In some respects, this was a successful international break for Berhalter and the U.S. His goal of gathering more information about the player pool was achieved. The players seem to be taking to the concepts the manager is trying to impart. Bradley showed that he can still be a force in midfield, provided that there is someone by his side to provide defensive help. Zardes wasn't always as clean on the ball as he needed to be, but his assist to Pulisic showed some impressive vision and link play.

Center-backs Matt Miazga and Omar Gonzalez struggled for the first 20 minutes but then recovered. Roldan didn't generate much in attack but was able to provide some badly needed defensive stability in midfield.

The fact that the U.S. struggled at times will hopefully have long-term benefits, especially as future camps should allow the players to become more attuned to what Berhalter wants. The new coach also showed an impressive ability to adapt to the game he's in, as did the players.

"We're on the right path. There's no two ways about it," Bradley said. "We have to keep going. We have to keep working. We have to work with humility, understanding that there's still a ways to go, there are still things to improve on.

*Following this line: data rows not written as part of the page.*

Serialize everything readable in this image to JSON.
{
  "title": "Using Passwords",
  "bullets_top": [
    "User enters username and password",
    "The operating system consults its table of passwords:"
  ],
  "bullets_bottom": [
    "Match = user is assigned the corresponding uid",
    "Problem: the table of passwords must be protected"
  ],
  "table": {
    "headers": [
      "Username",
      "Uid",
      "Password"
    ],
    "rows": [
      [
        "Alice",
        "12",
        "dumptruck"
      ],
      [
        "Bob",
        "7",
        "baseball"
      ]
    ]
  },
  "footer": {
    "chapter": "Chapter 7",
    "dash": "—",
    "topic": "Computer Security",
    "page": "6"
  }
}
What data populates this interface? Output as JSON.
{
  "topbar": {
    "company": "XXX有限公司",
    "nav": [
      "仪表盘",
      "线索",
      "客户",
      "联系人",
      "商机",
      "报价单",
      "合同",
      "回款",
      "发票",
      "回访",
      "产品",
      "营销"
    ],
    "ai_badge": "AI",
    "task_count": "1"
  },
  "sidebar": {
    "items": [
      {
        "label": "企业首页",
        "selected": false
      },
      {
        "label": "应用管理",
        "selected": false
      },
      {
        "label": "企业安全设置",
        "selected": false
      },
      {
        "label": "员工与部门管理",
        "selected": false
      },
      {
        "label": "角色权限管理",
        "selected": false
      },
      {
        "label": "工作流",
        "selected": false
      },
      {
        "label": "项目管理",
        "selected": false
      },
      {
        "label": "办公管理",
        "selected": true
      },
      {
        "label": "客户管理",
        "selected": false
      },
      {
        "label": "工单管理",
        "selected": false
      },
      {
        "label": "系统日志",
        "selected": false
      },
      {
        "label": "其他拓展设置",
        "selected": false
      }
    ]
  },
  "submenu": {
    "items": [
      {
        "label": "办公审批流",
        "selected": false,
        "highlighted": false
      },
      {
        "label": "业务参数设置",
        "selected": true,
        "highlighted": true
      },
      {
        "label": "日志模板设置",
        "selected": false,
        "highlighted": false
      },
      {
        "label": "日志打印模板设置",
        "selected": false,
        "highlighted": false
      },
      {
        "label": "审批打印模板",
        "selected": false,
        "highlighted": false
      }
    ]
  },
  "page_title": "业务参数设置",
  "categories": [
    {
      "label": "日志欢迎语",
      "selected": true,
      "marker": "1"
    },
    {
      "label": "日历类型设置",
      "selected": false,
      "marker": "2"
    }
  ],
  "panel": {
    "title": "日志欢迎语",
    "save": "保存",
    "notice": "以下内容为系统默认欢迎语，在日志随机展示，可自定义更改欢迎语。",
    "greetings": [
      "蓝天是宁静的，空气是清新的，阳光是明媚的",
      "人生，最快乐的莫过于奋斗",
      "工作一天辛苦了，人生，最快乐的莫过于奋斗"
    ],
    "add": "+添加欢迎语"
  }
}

But on the inside of the group, there's a good feeling. Now, it's about every time we come in, we make sure that guys come in with the right mentality, with the right attitude, with open minds, to listen, to learn, to push one another.

"If we can do that, camp after camp after camp, then you have a real chance to go somewhere."

Looked at another way, the window was downright brutal, given what it cost in injuries. At least McKennie's ailment can be chalked up as a fluke, given that it was the result of an awkward fall. As for Pulisic, his penchant for injury is a real worry for the U.S. going forward, not just in terms of his health.

In both the Ecuador and the Chile matches, the U.S. team's ability to threaten the opposition dropped considerably, reinforcing just how much the team relies on Pulisic to drive the attack. There isn't anyone else in the player pool at the moment who has his combination of dynamism and speed.

That reliance on Pulisic remains the Americans' biggest weakness. Against most teams in CONCACAF, it's something they should be able to overcome. But at the Gold Cup against the likes of Costa Rica and Mexico, it will likely prove fatal.

For now, Berhalter can only hope that his injured duo heal quickly and he has his full complement of players when June rolls around.